Some of these translations have appeared previously, including “Welcome the Day!” “Psalms of Devotion,” “Paris to Chartres,” “Versailles,” and “Quai de Montebello” in The Innisfree Poetry Journal (on-line), #11, Fall, 2010, “Night,” “The Corpse,” “Seventh Eclogue,” “Razglednica,” “Razglednica (2),” “Razglednica (3),” and “Razglednica (4),” in The Great River Review, Fall/Winter Issue, 2011, and “Calendar” in This Broken Shore, Vol. 5:1, 2012: “Calendar.” Jennifer Tardibuono is also to be acknowledged for assisting with incorporating the “errata” into the Hungarian manuscript.
Finally, I wish to thank my dear friend, Carl Hoffman, who volunteered to help shepherd the manuscript along and who worked on some of the most demanding aspects of this project setting up hardware and software to accommodate the ever-changing, ever-evolving manuscript. He reviewed, over many months, the entire Hungarian section of the text and helped organize the various sections of the book to make the editing process more coherent and less burdensome. He labored into late nights and early mornings to provide on-going momentum for the project that sometimes seemed overwhelming. Most important, he prodded me when my energies flagged, assuring me that the book would not write itself. Although this is an oft used and hackneyed phrase, in his particular case it can be said with total conviction that the book would not have been written without his faithful and dogged assistance nor his encouragement.
In closing, I wish to acknowledge my father, Francis Barabas, and my mother Gizella, survivors of the Holocaust, who were caught up in the same maelstrom and madness as Radnóti but who happened through some enigmatic beneficence to survive. Every page of this book is informed by the memory of my relatives who died in Auschwitz, in forced labor camps, and on death marches before I was born. From an early age I have consciously sought to be a vessel through which they may live on and I list their names here so that they not be lost to time like the names of countless others lost in the great cavalcade of anonymity.

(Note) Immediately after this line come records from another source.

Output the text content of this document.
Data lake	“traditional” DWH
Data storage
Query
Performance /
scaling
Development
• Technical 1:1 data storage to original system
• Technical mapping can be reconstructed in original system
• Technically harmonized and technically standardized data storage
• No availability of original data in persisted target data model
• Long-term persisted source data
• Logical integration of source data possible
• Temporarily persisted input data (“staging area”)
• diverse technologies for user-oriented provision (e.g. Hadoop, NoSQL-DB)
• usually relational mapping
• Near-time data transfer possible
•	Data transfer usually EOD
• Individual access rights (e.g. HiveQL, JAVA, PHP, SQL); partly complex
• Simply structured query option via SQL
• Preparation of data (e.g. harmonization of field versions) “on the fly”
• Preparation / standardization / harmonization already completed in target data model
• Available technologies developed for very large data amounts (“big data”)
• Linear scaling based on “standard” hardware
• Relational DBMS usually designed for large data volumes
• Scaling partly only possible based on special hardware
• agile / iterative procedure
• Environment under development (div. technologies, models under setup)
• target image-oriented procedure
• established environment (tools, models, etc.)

They include my maternal grandmother, Maria Róth Frischmann; my maternal grandfather, Móric Frischmann; my mother’s brothers, Endre and Pál Frischmann; my maternal great aunt and great uncle, Ilona Frischmann and Nándor Frischmann; my maternal great-great grandmother, Eszter Karfunkel Frischmann; my maternal great uncle, Jenö Roth; my maternal great aunt, Ilona Roth, her husband, Herman Feldmeszer, and their children Laci, Tibor, Jenö, and Gizella; my maternal great uncle, Marton Frishmann, my maternal great aunt, Erzsébet Roth Friedmann, her husband, Ziegmund Friedmann, and their children Páli, Irén Friedmann Goldman, and Borbála Friedmann Erdös; my paternal grandfather, Samuel Klein; my father’s nine-year-old sister, Gyöngyike Frank; my paternal great uncle, Aladár Czeisler, his wife, Annus Löwy Czeisler, and their children György and Éva; my paternal great uncle, Mór Czeisler; my paternal great aunt, Irén Czeisler Ungar, her husband, Ernö Ungar, and their children György and Laci.